I plan to walk every day, rain or shine, to the little Cafe up the street, get a cuppa joe and the Times (that would be NY, of course), sit and read and chat with the locals and show off for the tourists, walk home and work a bit 'round the house and yard, maybe do some writing or reading, maybe do some fishing or crabbing, maybe by then we'll have a boat and I can take it out into the Bay if the water is calm.
Sometimes, it's that image that keeps me going, you know?
I think I'll make a lovely old age pensioner, don't you?
Elizabeth, First: I've only just found you and now your getting ready to retire. Not Fair.
Second: I've often wondered what priests do when on vacation. It's got to be very different going to church on Sunay and not having to worry about the sermon, or the music, or if the altar was set up right, or if the lems and lectors are going to show up, or if, or if, or if or if. It must be nice to just go in and be with God and not have to be the master of ceremonies.
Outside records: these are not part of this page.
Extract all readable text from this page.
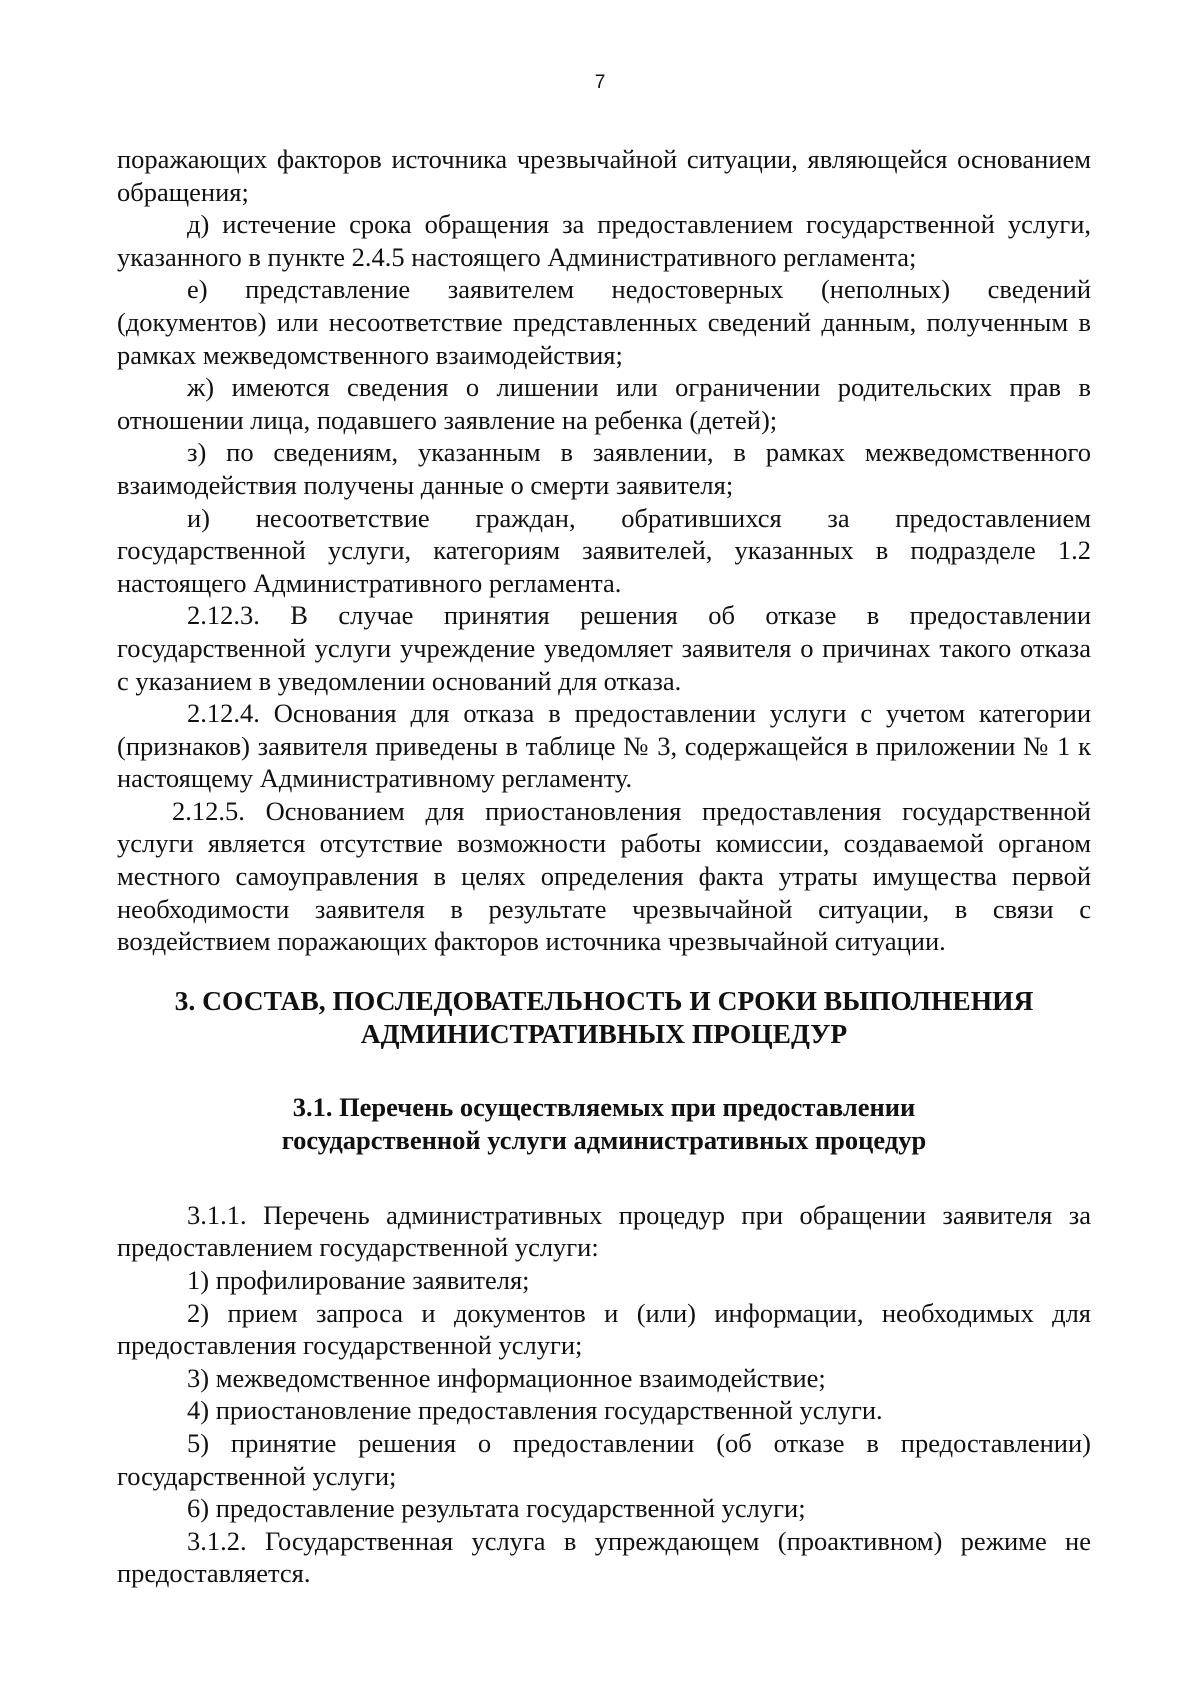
7

поражающих факторов источника чрезвычайной ситуации, являющейся основанием обращения;

д) истечение срока обращения за предоставлением государственной услуги, указанного в пункте 2.4.5 настоящего Административного регламента;

е) представление заявителем недостоверных (неполных) сведений (документов) или несоответствие представленных сведений данным, полученным в рамках межведомственного взаимодействия;

ж) имеются сведения о лишении или ограничении родительских прав в отношении лица, подавшего заявление на ребенка (детей);

з) по сведениям, указанным в заявлении, в рамках межведомственного взаимодействия получены данные о смерти заявителя;

и) несоответствие граждан, обратившихся за предоставлением государственной услуги, категориям заявителей, указанных в подразделе 1.2 настоящего Административного регламента.

2.12.3. В случае принятия решения об отказе в предоставлении государственной услуги учреждение уведомляет заявителя о причинах такого отказа с указанием в уведомлении оснований для отказа.

2.12.4. Основания для отказа в предоставлении услуги с учетом категории (признаков) заявителя приведены в таблице № 3, содержащейся в приложении № 1 к настоящему Административному регламенту.

2.12.5. Основанием для приостановления предоставления государственной услуги является отсутствие возможности работы комиссии, создаваемой органом местного самоуправления в целях определения факта утраты имущества первой необходимости заявителя в результате чрезвычайной ситуации, в связи с воздействием поражающих факторов источника чрезвычайной ситуации.

3. СОСТАВ, ПОСЛЕДОВАТЕЛЬНОСТЬ И СРОКИ ВЫПОЛНЕНИЯ
АДМИНИСТРАТИВНЫХ ПРОЦЕДУР

3.1. Перечень осуществляемых при предоставлении
государственной услуги административных процедур

3.1.1. Перечень административных процедур при обращении заявителя за предоставлением государственной услуги:

1) профилирование заявителя;

2) прием запроса и документов и (или) информации, необходимых для предоставления государственной услуги;

3) межведомственное информационное взаимодействие;

4) приостановление предоставления государственной услуги.

5) принятие решения о предоставлении (об отказе в предоставлении) государственной услуги;

6) предоставление результата государственной услуги;

3.1.2. Государственная услуга в упреждающем (проактивном) режиме не предоставляется.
Well, TALKING about retirement and GETTING READY for retirement are two very, very different things.
I'm not going anywhere for a long while. I've got a sabbatical to take in a year or two.
Which is why the idea of retirement keeps me going.
Rev. Elizabeth,
Keep that lovely image of retirement before you. I suspect you wont ever quite get there. You have this problem, I suspect that some would call it a charector flaw. You cannot abide injustice. And, as the wrong wing is determined to advance it, you are simply not going to quit.
Never mind how, at my age, I know that.
FWIW
jimB
Jim is right, Elizabeth. You won't be able to retire anymore than I will. God just keeps calling.